For the past five years, much of the world has stayed on the sidelines over the U.S.-Iran squabble over Tehran’s nuclear program. The only countries that have taken a side in the dispute- or at least responded in some way- have been the really powerful members of the U.N. Security Council (the Council has already passed four rounds of economic sanctions on Iran for its refusal to provide specific information on its nuclear progress). The facts, assertions, claims, and counterclaims have basically remained consistent; the United States and the west believe that the Iranian Government is secretly building a nuclear weapons capability, while Iran insists that its only operating a peaceful program for peaceful purposes.
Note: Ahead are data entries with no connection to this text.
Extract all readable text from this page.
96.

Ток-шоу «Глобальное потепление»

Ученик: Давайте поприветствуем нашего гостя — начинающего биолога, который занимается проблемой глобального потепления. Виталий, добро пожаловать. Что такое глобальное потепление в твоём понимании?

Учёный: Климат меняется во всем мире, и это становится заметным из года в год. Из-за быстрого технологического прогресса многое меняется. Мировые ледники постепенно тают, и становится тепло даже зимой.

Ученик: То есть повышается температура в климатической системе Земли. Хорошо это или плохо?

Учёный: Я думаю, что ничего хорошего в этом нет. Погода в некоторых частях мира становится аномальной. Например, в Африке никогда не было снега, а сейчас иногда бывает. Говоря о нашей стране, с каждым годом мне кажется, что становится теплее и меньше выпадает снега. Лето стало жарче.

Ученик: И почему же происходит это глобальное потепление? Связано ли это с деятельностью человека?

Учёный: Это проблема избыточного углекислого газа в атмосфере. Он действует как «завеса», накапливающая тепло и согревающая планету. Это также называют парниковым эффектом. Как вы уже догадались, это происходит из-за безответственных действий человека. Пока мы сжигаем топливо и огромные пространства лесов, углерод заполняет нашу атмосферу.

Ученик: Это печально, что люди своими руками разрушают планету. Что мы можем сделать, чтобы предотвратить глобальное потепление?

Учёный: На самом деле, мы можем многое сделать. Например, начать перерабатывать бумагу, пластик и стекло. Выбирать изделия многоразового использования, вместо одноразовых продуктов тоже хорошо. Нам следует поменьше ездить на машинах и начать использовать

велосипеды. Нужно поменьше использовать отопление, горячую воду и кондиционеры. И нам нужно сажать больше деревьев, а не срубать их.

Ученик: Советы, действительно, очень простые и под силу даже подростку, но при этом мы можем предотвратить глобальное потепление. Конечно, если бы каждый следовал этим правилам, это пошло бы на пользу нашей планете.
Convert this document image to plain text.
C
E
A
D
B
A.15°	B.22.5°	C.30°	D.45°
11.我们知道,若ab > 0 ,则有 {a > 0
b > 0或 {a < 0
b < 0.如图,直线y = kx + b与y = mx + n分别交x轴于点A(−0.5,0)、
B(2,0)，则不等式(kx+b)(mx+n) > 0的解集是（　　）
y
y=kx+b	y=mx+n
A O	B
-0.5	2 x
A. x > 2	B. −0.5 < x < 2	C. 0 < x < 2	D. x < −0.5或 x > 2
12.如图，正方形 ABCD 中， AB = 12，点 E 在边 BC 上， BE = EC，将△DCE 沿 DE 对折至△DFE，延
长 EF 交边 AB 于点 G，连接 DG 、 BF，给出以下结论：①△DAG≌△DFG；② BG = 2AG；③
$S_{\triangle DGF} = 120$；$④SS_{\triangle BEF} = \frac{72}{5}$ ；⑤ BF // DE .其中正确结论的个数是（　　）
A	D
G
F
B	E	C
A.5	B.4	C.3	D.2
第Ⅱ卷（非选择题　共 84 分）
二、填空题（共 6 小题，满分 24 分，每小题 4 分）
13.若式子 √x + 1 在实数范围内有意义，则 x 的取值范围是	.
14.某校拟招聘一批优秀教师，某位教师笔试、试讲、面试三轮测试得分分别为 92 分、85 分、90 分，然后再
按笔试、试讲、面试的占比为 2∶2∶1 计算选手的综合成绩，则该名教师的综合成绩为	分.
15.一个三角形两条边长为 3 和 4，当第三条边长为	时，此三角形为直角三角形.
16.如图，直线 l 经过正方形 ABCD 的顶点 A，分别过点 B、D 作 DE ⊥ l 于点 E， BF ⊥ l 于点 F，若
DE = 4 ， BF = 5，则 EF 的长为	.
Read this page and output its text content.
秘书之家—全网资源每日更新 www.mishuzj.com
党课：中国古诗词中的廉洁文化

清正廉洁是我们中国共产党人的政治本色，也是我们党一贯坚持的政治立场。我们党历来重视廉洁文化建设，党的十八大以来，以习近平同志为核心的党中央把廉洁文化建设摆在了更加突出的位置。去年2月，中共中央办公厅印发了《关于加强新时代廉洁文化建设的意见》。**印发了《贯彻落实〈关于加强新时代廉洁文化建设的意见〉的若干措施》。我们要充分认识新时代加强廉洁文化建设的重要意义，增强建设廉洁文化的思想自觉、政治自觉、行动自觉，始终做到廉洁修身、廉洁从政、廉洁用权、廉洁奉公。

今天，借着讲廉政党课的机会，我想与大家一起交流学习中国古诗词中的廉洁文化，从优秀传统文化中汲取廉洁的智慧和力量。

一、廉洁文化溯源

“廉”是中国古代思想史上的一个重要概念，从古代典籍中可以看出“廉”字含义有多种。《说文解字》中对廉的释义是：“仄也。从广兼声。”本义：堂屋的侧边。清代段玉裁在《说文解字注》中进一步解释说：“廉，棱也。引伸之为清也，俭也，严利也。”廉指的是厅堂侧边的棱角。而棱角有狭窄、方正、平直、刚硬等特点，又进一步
This same saga has been ongoing since 2003, when an Iranian dissident first broke the news about the existence of the clandestine Iranian program. A few nuclear facilities later, nothing really new has surfaced. After all this time, Washington still doesn’t know whether Iran’s Government has made the decision to cross the nuclear threshold, or whether the ayatollahs have even started researching weapons designs. In fact, U.S. intelligence agencies are still conflicted as to how long it would take Iran to assemble a single nuclear bomb in the first place; CIA Director Leon Panetta claims 2 to 3 years, while others in the government already believe that the Iranians have enough uranium for a bomb.
So when an Iranian nuclear scientist named Shahram Amiri somehow found his way to the United States, it’s safe to say that people in Washington were pretty ecstatic. When Amiri shared intimate information about Tehran’s nuke program- some of which may have been used to modify America’s 2007 National Intelligence Estimate on Iran- Washingtonians were happier still.
But as always, there’s a problem. After a year as a resident in the United States, Amiri has decided to return home. And what’s more problematic is the reason for his departure: his lack of adjustment to U.S. culture.
As with any immigrant who arrives in the U.S., it’s difficult for a young Iranian to start a new life and meet the lofty expectations of the “American dream.” Generally, immigrants don’t see the United States in the same vein as a typical suburbanite. The big houses, green lawns, and white picket fences that have come to categorize the American lifestyle disappears quickly in the mind of foreigners trying to start a new life in America. This was particularly the case with Amiri, who not only traveled thousands of miles by himself to a strange new land, but who also had a hard time figuring out how to start living and acting as an “American.”
Amiri’s predicament doesn’t end there. His wife and young child remained a half-a-world-away in Iran, which undoubtedly added to his homesickness. Plus, lets face it; Iranian authorities aren’t known for treating relatives of defectors very well.
As of today, Amiri is back in Tehran, where he was welcomed with hugs and kisses from his family and handshakes from senior Iranian officials. It’s a happy ending to a mysterious story. But the story could have been much happier if this same family reunited on American soil. The U.S. could have done a lot more by ensuring the safety of Amiri’s wife and child. That way, perhaps the scientist with important clues into Tehran’s nuclear program would have stayed around for further questioning.
It’s a possibility that Amiri disclosed everything he knew about the Iranian program before he decided to re-defect, in which case his travel back to Tehran is a trivial afterthought. But thanks to Washington’s lack of family values, we may never know the full answer.